- Mizoguchi clan emblem
- Home province: Owari Province
- Parent house: Takeda clan
- Titles: Count (hakushaku)
- Ruled until: 1871 (Abolition of the han system)

= Mizoguchi clan =

Japanese samurai clan

The Mizoguchi clan (溝口氏, Mizoguchi-shi) was a Japanese samurai clan who rose to prominence under the Edo period Tokugawa shogunate. The main branch of the clan ruled as daimyō of Shibata Domain in Echigo Province (100,000 koku) until the Meiji restoration, and was subsequently unbowed with the kazoku peerage title of hakushaku (count).

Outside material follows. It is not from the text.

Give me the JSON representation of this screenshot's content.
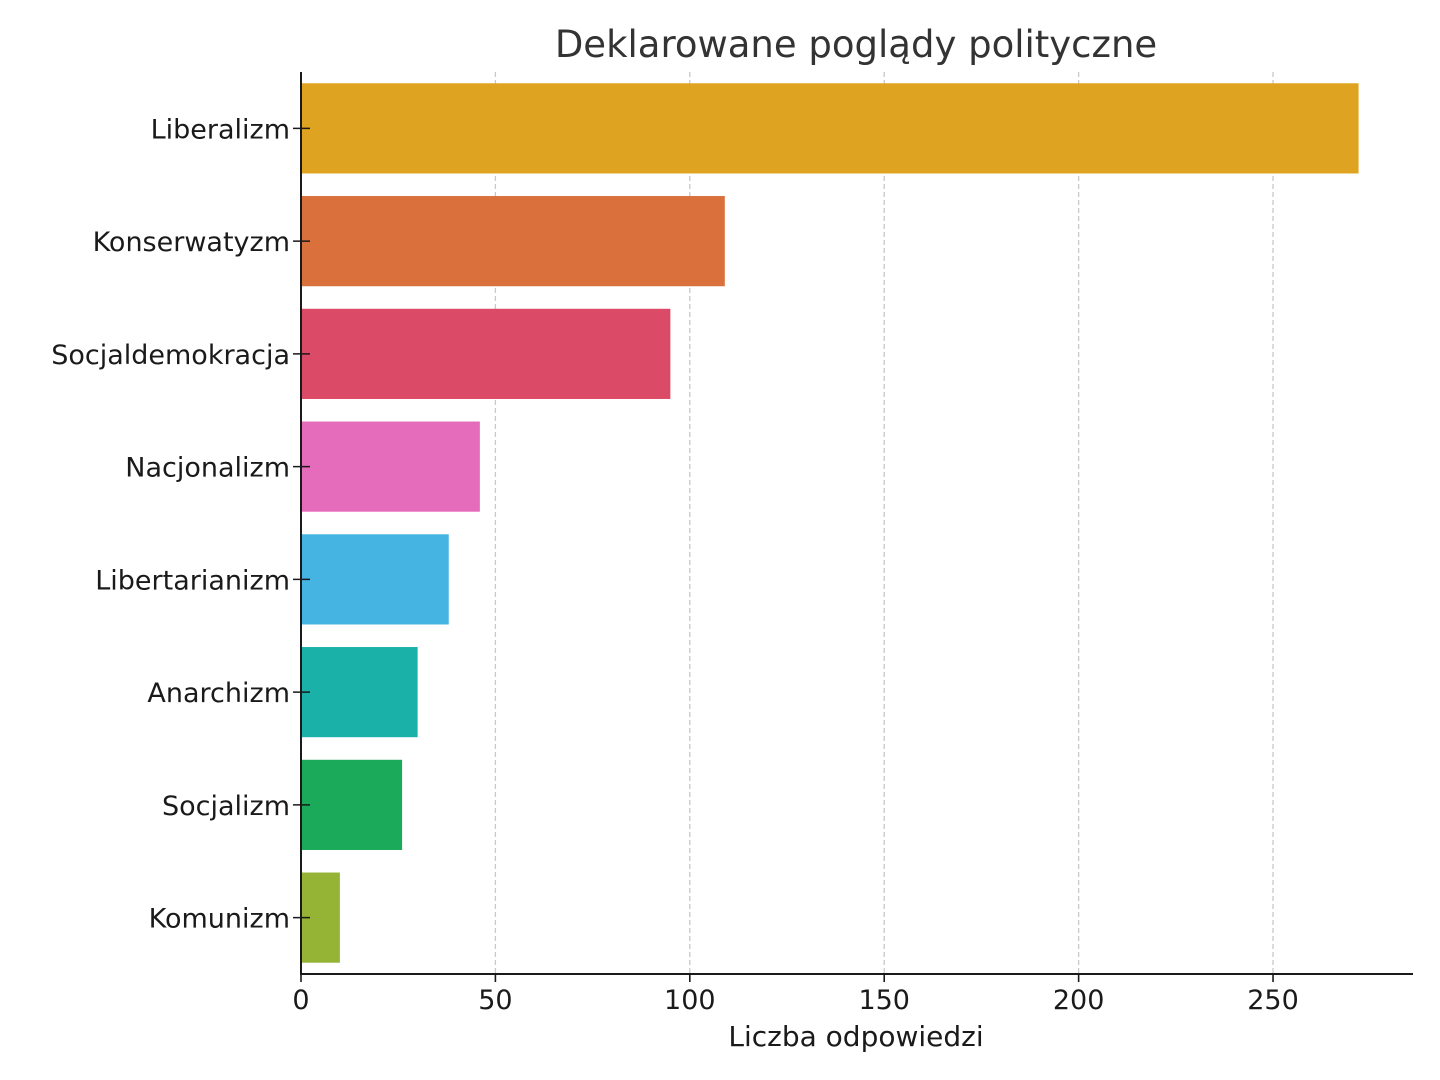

==Origins and Edo period history==
The Mizoguchi were originally from Owari Province and were a cadet branch of the Takeda clan. Mizoguchi Hidekatsu was a retainer of Niwa Nagahide. His abilities came to the attention of Niwa's overlord, Oda Nobunaga, who granted him a 5000 koku fief in what is now Takahama, Fukui. Following Nobunaga's assassination, he entered the service of Toyotomi Hideyoshi and was active at the Battle of Shizugatake against Shibata Katsuie, for which he was granted a 44,000 koku estate in Kaga Province. In 1586, he was recognized by Hideyoshi as an independent daimyō and was even authorized to use the "Toyotomi" surname. During the Japanese invasions of Korea (1592–1598), he remained in Japan as part of the guard of Nagoya Castle. In 1598, he was transferred to Shibata and his kokudaka was increased to 60,000 koku. Following the Battle of Sekigahara, he was confirmed in his holdings by the Tokugawa shogunate.

The Mizoguchi ruled Shibata as tozama daimyō until the Meiji restoration. After the abolition of the han system in 1871, the final daimyō of Shibata, Mizoguchi Naomasa relocated to Tokyo and received the kazoku peerage title of hakushaku (Count) in 1884. The modern city of Shibata, Niigata continues to use the clan emblem of the Mizuguchi clan as its city seal to this day.